Despite being less bureaucratic than many humanitarian funding mechanisms, cutting the amount of paperwork down substantially, he wishes they could have created something more efficient and uncomplex.
Secondly, “these things can get stuck,” said Lowrie, so organizations should review and reinvent how the rapid funding mechanisms are run every couple of years. “They become part of the status quo, and the world is not stuck,” he said. “You need to build in milestones where you review the governance of these mechanisms.”
With society facing a challenge of a scale not seen for generations, there has never been a more important time for the social impact sector to react with speed.
The frontline
Finally, Lowrie said, funding beneficiaries should be involved in peer review and decision-making. “The key metric here is: can the recipients influence the design of the program that they’re going to receive?”
“If you put peers round the table,” he said, “you get much better funding decisions for a number of reasons about selecting the projects that are most appropriate.” Practitioners on the frontline understand the full context of an issue far better than executives or donors working for an international organization or a national NGO.
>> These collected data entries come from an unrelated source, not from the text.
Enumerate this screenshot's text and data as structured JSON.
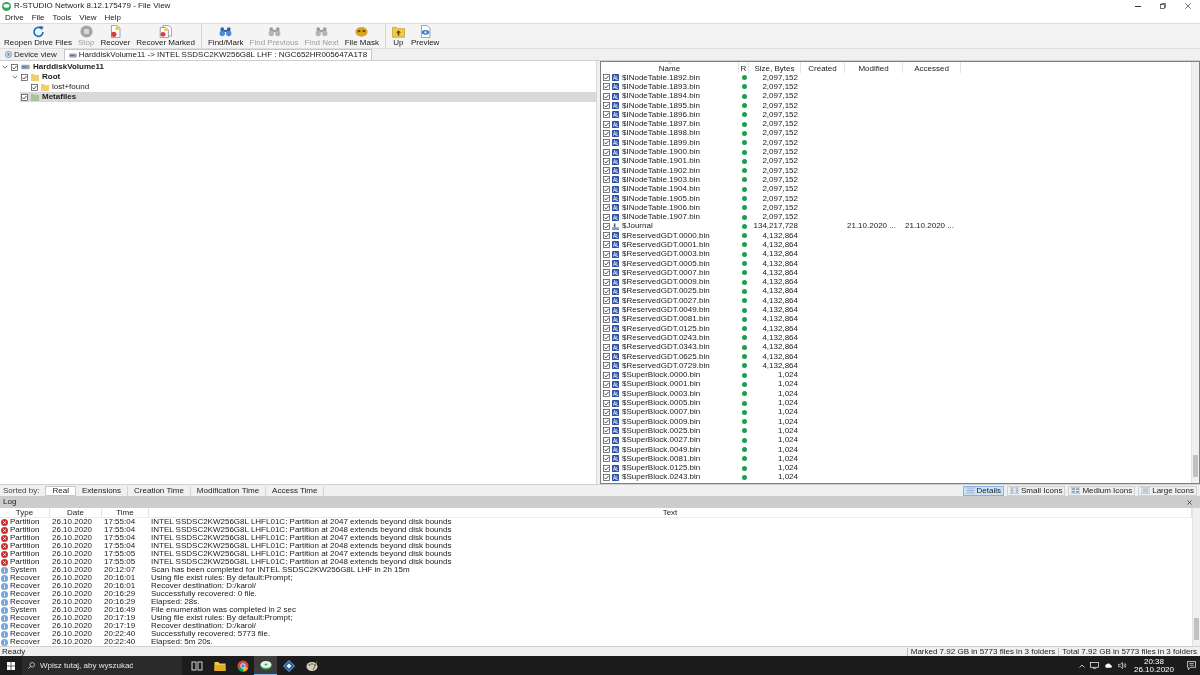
{
  "window": {
    "title": "R-STUDIO Network 8.12.175479 - File View"
  },
  "menu": [
    "Drive",
    "File",
    "Tools",
    "View",
    "Help"
  ],
  "toolbar": [
    [
      {
        "label": "Reopen Drive Files",
        "disabled": false
      },
      {
        "label": "Stop",
        "disabled": true
      },
      {
        "label": "Recover",
        "disabled": false
      },
      {
        "label": "Recover Marked",
        "disabled": false
      }
    ],
    [
      {
        "label": "Find/Mark",
        "disabled": false
      },
      {
        "label": "Find Previous",
        "disabled": true
      },
      {
        "label": "Find Next",
        "disabled": true
      },
      {
        "label": "File Mask",
        "disabled": false
      }
    ],
    [
      {
        "label": "Up",
        "disabled": false
      },
      {
        "label": "Preview",
        "disabled": false
      }
    ]
  ],
  "tabs": [
    {
      "label": "Device view",
      "selected": false
    },
    {
      "label": "HarddiskVolume11 -> INTEL SSDSC2KW256G8L LHF : NGC652HR005647A1T8",
      "selected": true
    }
  ],
  "tree": [
    {
      "label": "HarddiskVolume11",
      "kind": "drive",
      "bold": true,
      "checked": true,
      "selected": false,
      "expanded": true,
      "children": [
        {
          "label": "Root",
          "kind": "folder",
          "bold": true,
          "checked": true,
          "selected": false,
          "expanded": true,
          "children": [
            {
              "label": "lost+found",
              "kind": "folder",
              "bold": false,
              "checked": true,
              "selected": false
            }
          ]
        },
        {
          "label": "Metafiles",
          "kind": "metafolder",
          "bold": true,
          "checked": true,
          "selected": true
        }
      ]
    }
  ],
  "files": {
    "columns": [
      {
        "label": "Name",
        "sorted": true
      },
      {
        "label": "R",
        "sorted": false
      },
      {
        "label": "Size, Bytes",
        "sorted": false
      },
      {
        "label": "Created",
        "sorted": false
      },
      {
        "label": "Modified",
        "sorted": false
      },
      {
        "label": "Accessed",
        "sorted": false
      }
    ],
    "rows": [
      {
        "kind": "file",
        "name": "$INodeTable.1892.bin",
        "checked": true,
        "color": "#1f9d4e",
        "size": "2,097,152"
      },
      {
        "kind": "file",
        "name": "$INodeTable.1893.bin",
        "checked": true,
        "color": "#1f9d4e",
        "size": "2,097,152"
      },
      {
        "kind": "file",
        "name": "$INodeTable.1894.bin",
        "checked": true,
        "color": "#1f9d4e",
        "size": "2,097,152"
      },
      {
        "kind": "file",
        "name": "$INodeTable.1895.bin",
        "checked": true,
        "color": "#1f9d4e",
        "size": "2,097,152"
      },
      {
        "kind": "file",
        "name": "$INodeTable.1896.bin",
        "checked": true,
        "color": "#1f9d4e",
        "size": "2,097,152"
      },
      {
        "kind": "file",
        "name": "$INodeTable.1897.bin",
        "checked": true,
        "color": "#1f9d4e",
        "size": "2,097,152"
      },
      {
        "kind": "file",
        "name": "$INodeTable.1898.bin",
        "checked": true,
        "color": "#1f9d4e",
        "size": "2,097,152"
      },
      {
        "kind": "file",
        "name": "$INodeTable.1899.bin",
        "checked": true,
        "color": "#1f9d4e",
        "size": "2,097,152"
      },
      {
        "kind": "file",
        "name": "$INodeTable.1900.bin",
        "checked": true,
        "color": "#1f9d4e",
        "size": "2,097,152"
      },
      {
        "kind": "file",
        "name": "$INodeTable.1901.bin",
        "checked": true,
        "color": "#1f9d4e",
        "size": "2,097,152"
      },
      {
        "kind": "file",
        "name": "$INodeTable.1902.bin",
        "checked": true,
        "color": "#1f9d4e",
        "size": "2,097,152"
      },
      {
        "kind": "file",
        "name": "$INodeTable.1903.bin",
        "checked": true,
        "color": "#1f9d4e",
        "size": "2,097,152"
      },
      {
        "kind": "file",
        "name": "$INodeTable.1904.bin",
        "checked": true,
        "color": "#1f9d4e",
        "size": "2,097,152"
      },
      {
        "kind": "file",
        "name": "$INodeTable.1905.bin",
        "checked": true,
        "color": "#1f9d4e",
        "size": "2,097,152"
      },
      {
        "kind": "file",
        "name": "$INodeTable.1906.bin",
        "checked": true,
        "color": "#1f9d4e",
        "size": "2,097,152"
      },
      {
        "kind": "file",
        "name": "$INodeTable.1907.bin",
        "checked": true,
        "color": "#1f9d4e",
        "size": "2,097,152"
      },
      {
        "kind": "journal",
        "name": "$Journal",
        "checked": true,
        "color": "#1f9d4e",
        "size": "134,217,728",
        "modified": "21.10.2020 ...",
        "accessed": "21.10.2020 ..."
      },
      {
        "kind": "file",
        "name": "$ReservedGDT.0000.bin",
        "checked": true,
        "color": "#1f9d4e",
        "size": "4,132,864"
      },
      {
        "kind": "file",
        "name": "$ReservedGDT.0001.bin",
        "checked": true,
        "color": "#1f9d4e",
        "size": "4,132,864"
      },
      {
        "kind": "file",
        "name": "$ReservedGDT.0003.bin",
        "checked": true,
        "color": "#1f9d4e",
        "size": "4,132,864"
      },
      {
        "kind": "file",
        "name": "$ReservedGDT.0005.bin",
        "checked": true,
        "color": "#1f9d4e",
        "size": "4,132,864"
      },
      {
        "kind": "file",
        "name": "$ReservedGDT.0007.bin",
        "checked": true,
        "color": "#1f9d4e",
        "size": "4,132,864"
      },
      {
        "kind": "file",
        "name": "$ReservedGDT.0009.bin",
        "checked": true,
        "color": "#1f9d4e",
        "size": "4,132,864"
      },
      {
        "kind": "file",
        "name": "$ReservedGDT.0025.bin",
        "checked": true,
        "color": "#1f9d4e",
        "size": "4,132,864"
      },
      {
        "kind": "file",
        "name": "$ReservedGDT.0027.bin",
        "checked": true,
        "color": "#1f9d4e",
        "size": "4,132,864"
      },
      {
        "kind": "file",
        "name": "$ReservedGDT.0049.bin",
        "checked": true,
        "color": "#1f9d4e",
        "size": "4,132,864"
      },
      {
        "kind": "file",
        "name": "$ReservedGDT.0081.bin",
        "checked": true,
        "color": "#1f9d4e",
        "size": "4,132,864"
      },
      {
        "kind": "file",
        "name": "$ReservedGDT.0125.bin",
        "checked": true,
        "color": "#1f9d4e",
        "size": "4,132,864"
      },
      {
        "kind": "file",
        "name": "$ReservedGDT.0243.bin",
        "checked": true,
        "color": "#1f9d4e",
        "size": "4,132,864"
      },
      {
        "kind": "file",
        "name": "$ReservedGDT.0343.bin",
        "checked": true,
        "color": "#1f9d4e",
        "size": "4,132,864"
      },
      {
        "kind": "file",
        "name": "$ReservedGDT.0625.bin",
        "checked": true,
        "color": "#1f9d4e",
        "size": "4,132,864"
      },
      {
        "kind": "file",
        "name": "$ReservedGDT.0729.bin",
        "checked": true,
        "color": "#1f9d4e",
        "size": "4,132,864"
      },
      {
        "kind": "file",
        "name": "$SuperBlock.0000.bin",
        "checked": true,
        "color": "#1f9d4e",
        "size": "1,024"
      },
      {
        "kind": "file",
        "name": "$SuperBlock.0001.bin",
        "checked": true,
        "color": "#1f9d4e",
        "size": "1,024"
      },
      {
        "kind": "file",
        "name": "$SuperBlock.0003.bin",
        "checked": true,
        "color": "#1f9d4e",
        "size": "1,024"
      },
      {
        "kind": "file",
        "name": "$SuperBlock.0005.bin",
        "checked": true,
        "color": "#1f9d4e",
        "size": "1,024"
      },
      {
        "kind": "file",
        "name": "$SuperBlock.0007.bin",
        "checked": true,
        "color": "#1f9d4e",
        "size": "1,024"
      },
      {
        "kind": "file",
        "name": "$SuperBlock.0009.bin",
        "checked": true,
        "color": "#1f9d4e",
        "size": "1,024"
      },
      {
        "kind": "file",
        "name": "$SuperBlock.0025.bin",
        "checked": true,
        "color": "#1f9d4e",
        "size": "1,024"
      },
      {
        "kind": "file",
        "name": "$SuperBlock.0027.bin",
        "checked": true,
        "color": "#1f9d4e",
        "size": "1,024"
      },
      {
        "kind": "file",
        "name": "$SuperBlock.0049.bin",
        "checked": true,
        "color": "#1f9d4e",
        "size": "1,024"
      },
      {
        "kind": "file",
        "name": "$SuperBlock.0081.bin",
        "checked": true,
        "color": "#1f9d4e",
        "size": "1,024"
      },
      {
        "kind": "file",
        "name": "$SuperBlock.0125.bin",
        "checked": true,
        "color": "#1f9d4e",
        "size": "1,024"
      },
      {
        "kind": "file",
        "name": "$SuperBlock.0243.bin",
        "checked": true,
        "color": "#1f9d4e",
        "size": "1,024"
      }
    ]
  },
  "sort_bar": {
    "label": "Sorted by:",
    "tabs": [
      {
        "label": "Real",
        "selected": true
      },
      {
        "label": "Extensions",
        "selected": false
      },
      {
        "label": "Creation Time",
        "selected": false
      },
      {
        "label": "Modification Time",
        "selected": false
      },
      {
        "label": "Access Time",
        "selected": false
      }
    ]
  },
  "view_modes": [
    {
      "label": "Details",
      "selected": true
    },
    {
      "label": "Small Icons",
      "selected": false
    },
    {
      "label": "Medium Icons",
      "selected": false
    },
    {
      "label": "Large Icons",
      "selected": false
    }
  ],
  "log": {
    "title": "Log",
    "columns": [
      "Type",
      "Date",
      "Time",
      "Text"
    ],
    "rows": [
      {
        "kind": "error",
        "type": "Partition",
        "date": "26.10.2020",
        "time": "17:55:04",
        "text": "INTEL SSDSC2KW256G8L LHFL01C: Partition at 2047 extends beyond disk bounds"
      },
      {
        "kind": "error",
        "type": "Partition",
        "date": "26.10.2020",
        "time": "17:55:04",
        "text": "INTEL SSDSC2KW256G8L LHFL01C: Partition at 2048 extends beyond disk bounds"
      },
      {
        "kind": "error",
        "type": "Partition",
        "date": "26.10.2020",
        "time": "17:55:04",
        "text": "INTEL SSDSC2KW256G8L LHFL01C: Partition at 2047 extends beyond disk bounds"
      },
      {
        "kind": "error",
        "type": "Partition",
        "date": "26.10.2020",
        "time": "17:55:04",
        "text": "INTEL SSDSC2KW256G8L LHFL01C: Partition at 2048 extends beyond disk bounds"
      },
      {
        "kind": "error",
        "type": "Partition",
        "date": "26.10.2020",
        "time": "17:55:05",
        "text": "INTEL SSDSC2KW256G8L LHFL01C: Partition at 2047 extends beyond disk bounds"
      },
      {
        "kind": "error",
        "type": "Partition",
        "date": "26.10.2020",
        "time": "17:55:05",
        "text": "INTEL SSDSC2KW256G8L LHFL01C: Partition at 2048 extends beyond disk bounds"
      },
      {
        "kind": "info",
        "type": "System",
        "date": "26.10.2020",
        "time": "20:12:07",
        "text": "Scan has been completed for INTEL SSDSC2KW256G8L LHF in 2h 15m"
      },
      {
        "kind": "info",
        "type": "Recover",
        "date": "26.10.2020",
        "time": "20:16:01",
        "text": "Using file exist rules: By default:Prompt;"
      },
      {
        "kind": "info",
        "type": "Recover",
        "date": "26.10.2020",
        "time": "20:16:01",
        "text": "Recover destination: D:/karol/"
      },
      {
        "kind": "info",
        "type": "Recover",
        "date": "26.10.2020",
        "time": "20:16:29",
        "text": "Successfully recovered: 0 file."
      },
      {
        "kind": "info",
        "type": "Recover",
        "date": "26.10.2020",
        "time": "20:16:29",
        "text": "Elapsed: 28s."
      },
      {
        "kind": "info",
        "type": "System",
        "date": "26.10.2020",
        "time": "20:16:49",
        "text": "File enumeration was completed in 2 sec"
      },
      {
        "kind": "info",
        "type": "Recover",
        "date": "26.10.2020",
        "time": "20:17:19",
        "text": "Using file exist rules: By default:Prompt;"
      },
      {
        "kind": "info",
        "type": "Recover",
        "date": "26.10.2020",
        "time": "20:17:19",
        "text": "Recover destination: D:/karol/"
      },
      {
        "kind": "info",
        "type": "Recover",
        "date": "26.10.2020",
        "time": "20:22:40",
        "text": "Successfully recovered: 5773 file."
      },
      {
        "kind": "info",
        "type": "Recover",
        "date": "26.10.2020",
        "time": "20:22:40",
        "text": "Elapsed: 5m 20s."
      }
    ]
  },
  "status_bar": {
    "text": "Ready",
    "marked": "Marked 7.92 GB in 5773 files in 3 folders",
    "total": "Total 7.92 GB in 5773 files in 3 folders"
  },
  "taskbar": {
    "search": {
      "placeholder": "Wpisz tutaj, aby wyszukać"
    },
    "apps": [
      {
        "selected": false
      },
      {
        "selected": false
      },
      {
        "selected": false
      },
      {
        "selected": true
      },
      {
        "selected": false
      },
      {
        "selected": false
      }
    ],
    "time": "20:38",
    "date": "26.10.2020"
  }
}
The Start Fund, which had disbursed £59 million (CAD$100 million) overall by the end of 2019, is a very small player in the context of a humanitarian system which spends billions of dollars every year, but it shows what can be done to bypass the large, often unwieldy processes that have come to characterize the social impact world.
With society facing a challenge of a scale not seen for generations, there has never been a more important time for the social impact sector to react with speed. The lessons seem to be clear: keep it simple, iterate as you go, and let your beneficiaries make the funding decisions.
And as Dr Ryan said, you can forget about perfection.